What do you get when you combine the following?
- Twenty-five pupils from Rochdale Islamic Academy
- Five members of staff
- Three instructors from Lupine Adventure Cooperative
- Two large bottles of sun cream
- Countless Snowdon Ranger trains
- Many 99 Ice Creams
- …And thirty-degree heat?
‘ Would you like to guide a group of young people up Snowdon?’
The voice at the end of the phone, Ben Barnard at Lupine Adventure Co-operative, boomed on speakerphone as I sat in a car en-route to Yorkshire Dales for a separate Lupine job. For every outdoor instructor, the car becomes essentially the unofficial office space in the summer months. I flicked through my diary and saw for the next week or so a chaotic scribble next to each day denoting various outdoor jobs around the country. Accepting the job meant travelling across the country before heading towards North Wales and immediately finishing for another job in the Yorkshire Dales, some two hundred miles the following day.

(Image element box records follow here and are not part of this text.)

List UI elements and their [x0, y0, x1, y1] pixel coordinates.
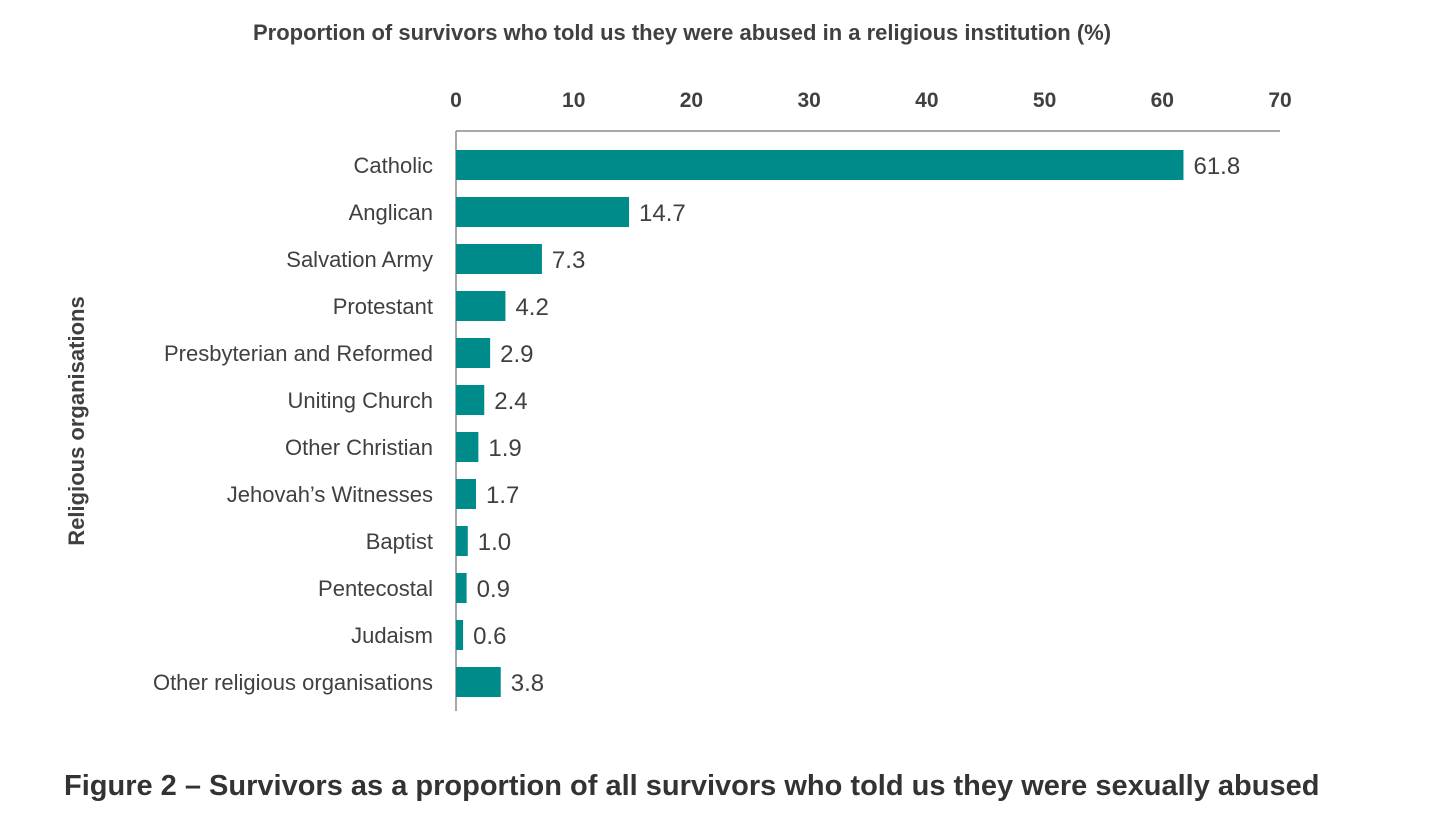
bar	[456, 244, 542, 274]
category-label: Baptist	[366, 529, 433, 554]
bar-chart: Proportion of survivors who told us they…	[64, 20, 1292, 711]
bar	[456, 526, 468, 556]
y-axis-title: Religious organisations	[64, 296, 89, 545]
x-tick-label: 30	[797, 89, 820, 112]
bar	[456, 291, 506, 321]
data-label: 0.6	[473, 623, 506, 650]
x-tick-label: 0	[450, 89, 462, 112]
data-label: 14.7	[639, 200, 686, 227]
bar	[456, 150, 1184, 180]
bar	[456, 479, 477, 509]
category-label: Protestant	[333, 294, 433, 319]
bar	[456, 573, 467, 603]
bar	[456, 667, 501, 697]
data-label: 61.8	[1193, 153, 1240, 180]
data-label: 1.9	[488, 435, 521, 462]
data-label: 1.0	[478, 529, 511, 556]
category-label: Jehovah’s Witnesses	[227, 482, 433, 507]
category-label: Pentecostal	[318, 576, 433, 601]
x-axis-title: Proportion of survivors who told us they…	[253, 20, 1111, 45]
x-tick-label: 50	[1033, 89, 1056, 112]
category-label: Anglican	[349, 200, 433, 225]
bar	[456, 385, 485, 415]
category-label: Catholic	[354, 153, 433, 178]
category-label: Judaism	[351, 623, 433, 648]
data-label: 2.4	[494, 388, 527, 415]
x-tick-label: 20	[680, 89, 703, 112]
bar	[456, 338, 491, 368]
category-label: Other religious organisations	[153, 670, 433, 695]
data-label: 7.3	[552, 247, 585, 274]
x-tick-label: 60	[1151, 89, 1174, 112]
bars-group: Catholic 61.8 Anglican 14.7 Salvation Army 7.…	[153, 150, 1240, 697]
data-label: 0.9	[477, 576, 510, 603]
category-label: Presbyterian and Reformed	[164, 341, 433, 366]
x-axis-ticks: 0 10 20 30 40 50 60 70	[450, 89, 1292, 112]
x-tick-label: 70	[1268, 89, 1291, 112]
x-tick-label: 40	[915, 89, 938, 112]
data-label: 3.8	[511, 670, 544, 697]
x-tick-label: 10	[562, 89, 585, 112]
bar	[456, 197, 630, 227]
data-label: 4.2	[515, 294, 548, 321]
bar	[456, 620, 464, 650]
data-label: 2.9	[500, 341, 533, 368]
bar	[456, 432, 479, 462]
figure-caption: Figure 2 – Survivors as a proportion of …	[64, 770, 1320, 802]
category-label: Uniting Church	[287, 388, 433, 413]
category-label: Other Christian	[285, 435, 433, 460]
category-label: Salvation Army	[286, 247, 433, 272]
data-label: 1.7	[486, 482, 519, 509]
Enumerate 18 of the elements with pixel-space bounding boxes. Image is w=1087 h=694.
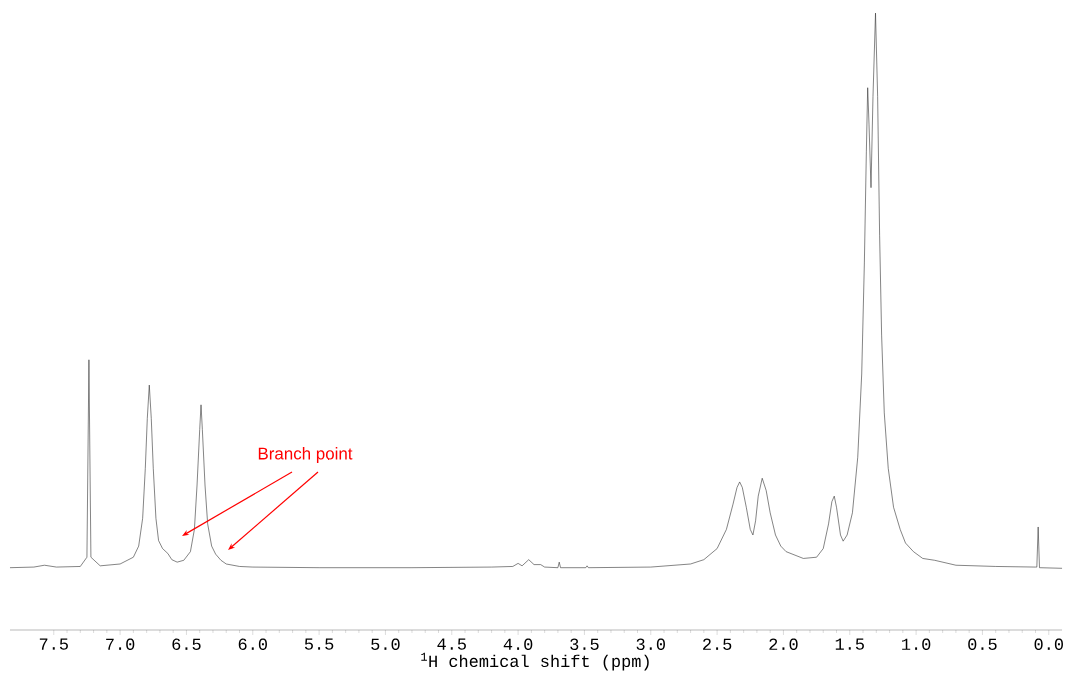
x-tick-label: 4.0: [503, 638, 533, 650]
annotation: Branch point: [258, 447, 353, 463]
x-tick-label: 6.0: [238, 638, 267, 650]
x-tick-label: 1.0: [902, 638, 931, 650]
x-tick-label: 1.5: [835, 638, 864, 650]
x-tick-label: 7.0: [106, 638, 135, 650]
x-tick-label: 5.5: [304, 638, 334, 650]
x-tick-label: 2.0: [769, 638, 798, 650]
x-tick-label: 7.5: [39, 638, 68, 650]
x-tick-label: 6.5: [172, 638, 201, 650]
x-tick-label: 3.0: [636, 638, 665, 650]
x-axis-title: $^{1}$H chemical shift (ppm): [421, 652, 649, 671]
x-tick-label: 3.5: [570, 638, 599, 650]
x-tick-label: 5.0: [371, 638, 400, 650]
x-tick-label: 0.5: [968, 638, 997, 650]
x-tick-label: 4.5: [437, 638, 466, 650]
x-tick-label: 2.5: [703, 638, 732, 650]
x-tick-label: 0.0: [1034, 638, 1063, 650]
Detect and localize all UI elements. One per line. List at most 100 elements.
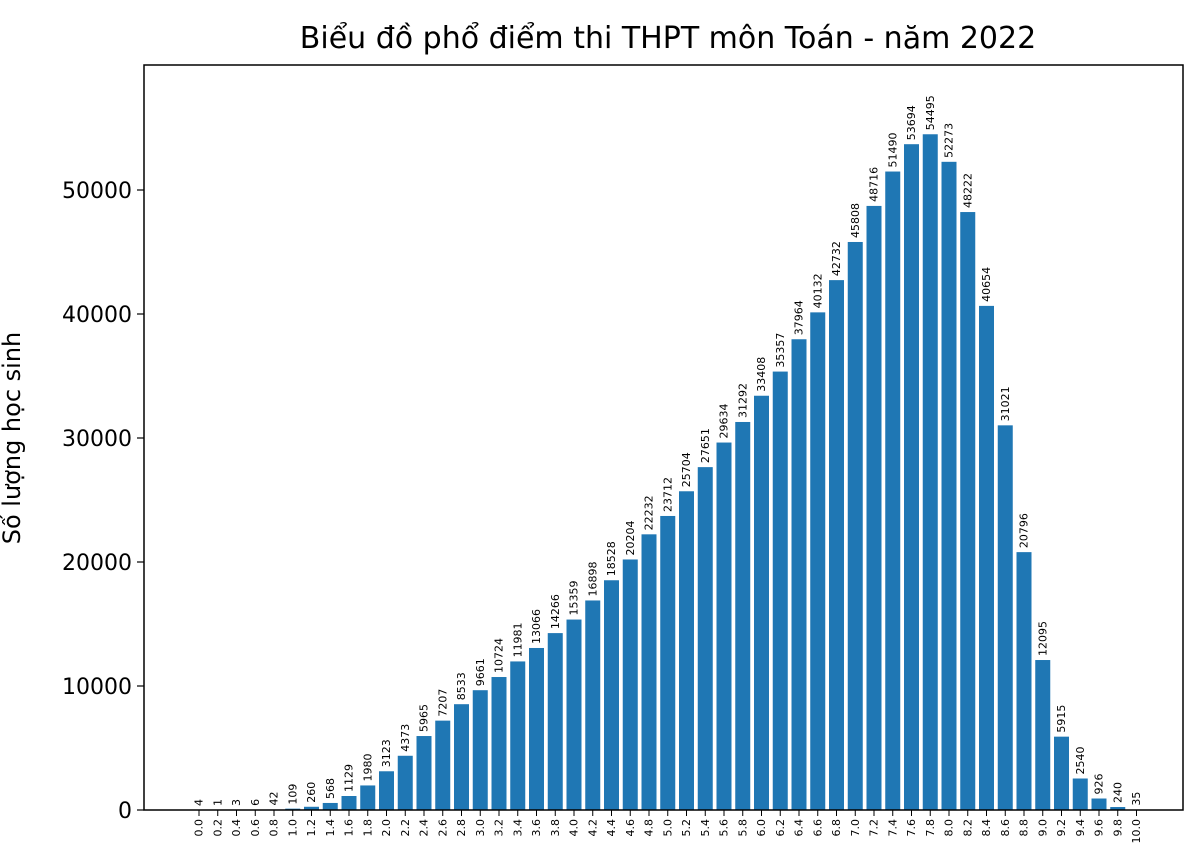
bar-3.4 (510, 661, 526, 810)
x-tick-label: 7.8 (924, 819, 937, 837)
x-tick-label: 9.2 (1055, 819, 1068, 837)
bar-value-label: 51490 (886, 133, 899, 168)
x-tick-label: 0.0 (193, 819, 206, 837)
x-tick-label: 5.8 (736, 819, 749, 837)
bar-value-label: 20796 (1018, 513, 1031, 548)
bar-value-label: 3 (230, 799, 243, 806)
bar-value-label: 40132 (811, 273, 824, 308)
bar-8.6 (997, 425, 1013, 810)
bar-7.2 (866, 205, 882, 810)
bar-value-label: 4373 (399, 724, 412, 752)
x-tick-label: 4.8 (643, 819, 656, 837)
x-tick-label: 8.6 (999, 819, 1012, 837)
bar-value-label: 13066 (530, 609, 543, 644)
bar-value-label: 48222 (961, 173, 974, 208)
x-tick-label: 8.2 (961, 819, 974, 837)
bar-value-label: 260 (305, 782, 318, 803)
bar-value-label: 37964 (793, 300, 806, 335)
bar-7.0 (847, 241, 863, 810)
bar-3.2 (491, 677, 507, 810)
x-tick-label: 0.2 (211, 819, 224, 837)
x-tick-label: 9.0 (1036, 819, 1049, 837)
bar-1.8 (360, 785, 376, 810)
bar-value-label: 5915 (1055, 705, 1068, 733)
bar-value-label: 29634 (718, 404, 731, 439)
plot-area: 0 10000 20000 30000 40000 50000 4 0.0 1 0.2 3 0.4 6 0… (62, 95, 1144, 844)
bar-value-label: 35 (1130, 792, 1143, 806)
x-tick-label: 2.0 (380, 819, 393, 837)
bar-2.2 (397, 755, 413, 810)
bar-value-label: 568 (324, 778, 337, 799)
x-tick-label: 3.4 (511, 819, 524, 837)
x-tick-label: 4.0 (568, 819, 581, 837)
x-tick-label: 3.8 (549, 819, 562, 837)
bar-value-label: 1 (211, 799, 224, 806)
x-tick-label: 4.2 (586, 819, 599, 837)
bar-9.2 (1054, 736, 1069, 810)
bar-4.8 (641, 534, 657, 810)
bar-4.0 (566, 619, 582, 810)
bar-7.6 (904, 144, 919, 810)
bar-8.2 (960, 212, 976, 811)
bar-value-label: 926 (1093, 774, 1106, 795)
bar-8.8 (1016, 552, 1032, 810)
x-tick-label: 7.0 (849, 819, 862, 837)
y-tick-label: 40000 (62, 303, 132, 328)
bar-value-label: 42 (268, 791, 281, 805)
bar-3.8 (547, 633, 563, 810)
x-tick-label: 8.0 (943, 819, 956, 837)
x-tick-label: 2.8 (455, 819, 468, 837)
y-tick-label: 50000 (62, 179, 132, 204)
x-tick-label: 6.6 (811, 819, 824, 837)
bar-8.0 (941, 161, 957, 810)
bar-value-label: 1129 (343, 764, 356, 792)
bar-value-label: 40654 (980, 267, 993, 302)
bar-3.6 (529, 647, 544, 810)
x-tick-label: 6.4 (793, 819, 806, 837)
x-tick-label: 1.4 (324, 819, 337, 837)
x-tick-label: 2.2 (399, 819, 412, 837)
bar-4.2 (585, 600, 601, 810)
bar-2.0 (379, 771, 394, 810)
x-tick-label: 2.4 (418, 819, 431, 837)
bar-value-label: 7207 (436, 689, 449, 717)
bar-1.6 (341, 796, 357, 810)
x-tick-label: 0.6 (249, 819, 262, 837)
bar-6.6 (810, 312, 826, 810)
bar-5.4 (697, 467, 713, 810)
x-tick-label: 10.0 (1130, 819, 1143, 844)
x-tick-label: 7.4 (886, 819, 899, 837)
x-tick-label: 3.0 (474, 819, 487, 837)
bar-value-label: 23712 (661, 477, 674, 512)
bar-value-label: 4 (193, 799, 206, 806)
bar-5.2 (679, 491, 694, 810)
bar-2.4 (416, 736, 432, 810)
x-tick-label: 9.4 (1074, 819, 1087, 837)
bar-value-label: 53694 (905, 105, 918, 140)
x-tick-label: 8.4 (980, 819, 993, 837)
bar-value-label: 20204 (624, 520, 637, 555)
bar-9.8 (1110, 807, 1126, 810)
bar-value-label: 8533 (455, 672, 468, 700)
x-tick-label: 6.0 (755, 819, 768, 837)
x-tick-label: 4.6 (624, 819, 637, 837)
y-tick-label: 0 (118, 799, 132, 824)
y-tick-label: 20000 (62, 551, 132, 576)
x-tick-label: 5.0 (661, 819, 674, 837)
y-tick-label: 10000 (62, 675, 132, 700)
x-tick-label: 1.0 (286, 819, 299, 837)
x-tick-label: 1.8 (361, 819, 374, 837)
bar-3.0 (472, 690, 488, 810)
bar-value-label: 31021 (999, 386, 1012, 421)
x-tick-label: 1.6 (343, 819, 356, 837)
bar-value-label: 35357 (774, 333, 787, 368)
x-tick-label: 3.6 (530, 819, 543, 837)
bar-9.6 (1091, 798, 1107, 810)
x-tick-label: 6.8 (830, 819, 843, 837)
bar-value-label: 25704 (680, 452, 693, 487)
bar-value-label: 27651 (699, 428, 712, 463)
bar-2.6 (435, 720, 451, 810)
x-tick-label: 6.2 (774, 819, 787, 837)
x-tick-label: 7.6 (905, 819, 918, 837)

‘ Go on then, sure thing,’ I said.
Five days later after my phone call with Ben, I’m standing by Electric Mountain just off Llanberis high street, anxiously waiting alongside Sam and Tamsin waiting to meet a coachload of keen and excited students from Rochdale Islamic School. Twenty-five female students, aged between 12 and 16 step out from the coach, their jaws dropping as they gaze with fathom at the summit of Snowdon, a vertical km above their heads.
After initial introductions, briefing the groups about the risk of the hot weather, drinking enough water throughout the day and reminders to stay together, we set off in pursuit of the mountain summit against a cloudless blue sky.
It’s hard to know initially what to expect with groups with regards to their previous experience, ability and motivation. Yet what we were greeted with was an incredibly supportive group of young people ready to embrace the challenge. A group of young women, from an all-girls faith school in Rochdale, who in their own words told me ‘We’re not as Muslim as people like to think.’ With their walking shoes laced up, backpacks with water filled up and hijabs adjusted, the pupils made their way up the steep ascent out of Llanberis.
The sense of unity and support for each other was evident. The girls told me how their year groups are the same size as some class groups in a standard school. The groups naturally bonded together, chatting & talking constantly on the way up. They told me how they had excitedly talked about climbing Snowdon during lessons with their teachers.
What made the instructing experience special was that for many of the participants, they have never been to Snowdonia, or even explored the outdoors outside of Rochdale. As a female instructor, from an ethnic minority background leading my group, many of the girls were curious and inspired for my reasons of instructing groups in the mountains. One of them even asked how many times I climbed Snowdon, as if climbing the mountain on repeat occasions was an indication of how much I loved the area. The inspiration to the participants was a key reminder that we need more instructors from all backgrounds, to remind the next generation of what they can achieve if they put their minds to it.
Overall , the day saw two groups reach the summit of Snowdon (1,085m), a group reach Clogwyn Station ( 779m) and a group reach Halfway House station. Yet the day was a reminder of the reasons why I choose to work for Lupine Adventure Cooperative as an instructor. Working in the outdoors has taught me a lot about my approach to adventure, and how we can all do our bit to inspire and teach others to climb their own mountains. Sometimes opportunities like these are worth the journey, presenting themselves when we least expect them. I loved my experience working alongside young people with some unexpectedly brilliant experiences.